On the cover of Steve Forbert's 1978 debut album, the singer's jean jacket is well-worn, though Forbert himself looks quite fresh. On Tuesday at Bogart's, both jacket and performer looked brand-new--which is remarkable, because this Mississippi kid has been through the wringer, as he told in many of the set's songs.
This one-time "new Dylan" (No. 87 in an ongoing series) turned "whatever-became-of?" seems to have learned some valuable lessons. First among them is the need to let go of things ephemeral, like fame, and hold on to the things that last, like "Hope, Faith and Love" (the title of the opening song Tuesday) and rock 'n' roll.
What makes the lesson stick is the lack of bitterness and the frisky enthusiasm displayed Tuesday as Forbert and his four-piece band played off the buoyancy of the audience.
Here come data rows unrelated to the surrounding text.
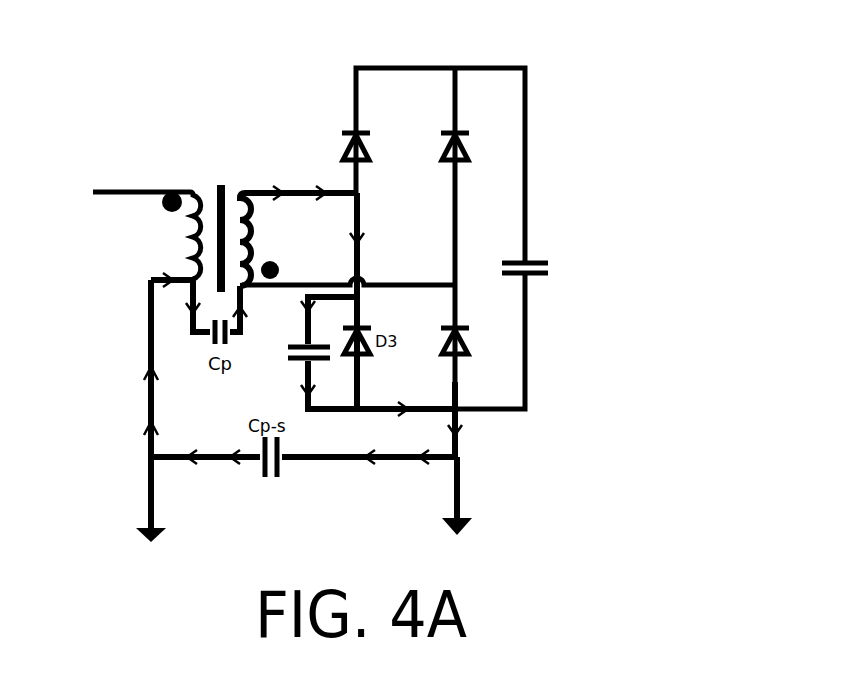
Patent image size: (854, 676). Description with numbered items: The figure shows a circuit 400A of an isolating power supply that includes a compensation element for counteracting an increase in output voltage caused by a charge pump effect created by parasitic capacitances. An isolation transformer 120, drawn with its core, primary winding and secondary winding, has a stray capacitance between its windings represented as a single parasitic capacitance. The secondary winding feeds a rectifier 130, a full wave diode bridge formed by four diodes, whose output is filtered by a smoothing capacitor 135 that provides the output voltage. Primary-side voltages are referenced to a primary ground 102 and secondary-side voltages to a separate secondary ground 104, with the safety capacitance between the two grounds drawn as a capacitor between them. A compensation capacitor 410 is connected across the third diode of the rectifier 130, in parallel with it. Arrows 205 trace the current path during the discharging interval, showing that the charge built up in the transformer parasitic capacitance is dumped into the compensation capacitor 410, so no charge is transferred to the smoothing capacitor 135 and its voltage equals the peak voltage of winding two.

The circuit 400A is at (736, 61).
The isolation transformer 120 is at (219, 172).
The rectifier 130 is at (328, 118).
The smoothing capacitor 135 is at (541, 250).
The arrows 205 is at (136, 372).
The compensation capacitor 410 is at (356, 356).
The primary ground 102 is at (126, 532).
The secondary ground 104 is at (435, 499).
Mixing songs from his new "Streets of This Town" LP with old favorites, Forbert seemed less a successor to Dylan than a precursor of Tracy Chapman and Melissa Etheridge et al., with his personal, emotional folk-rock.
And on obscure oldies like "Ubangi Stomp" and Gram Parsons' "Big Mouth" and on several rocked-up versions of his own songs, Forbert (who plays Club Lingerie tonight) threw in enough playfully dynamic Elvis-isms to support an argument that he would slot in nicely with the likes of John Mellencamp or even (dare we say it?) that other one-time "new Dylan," Bruce Springsteen.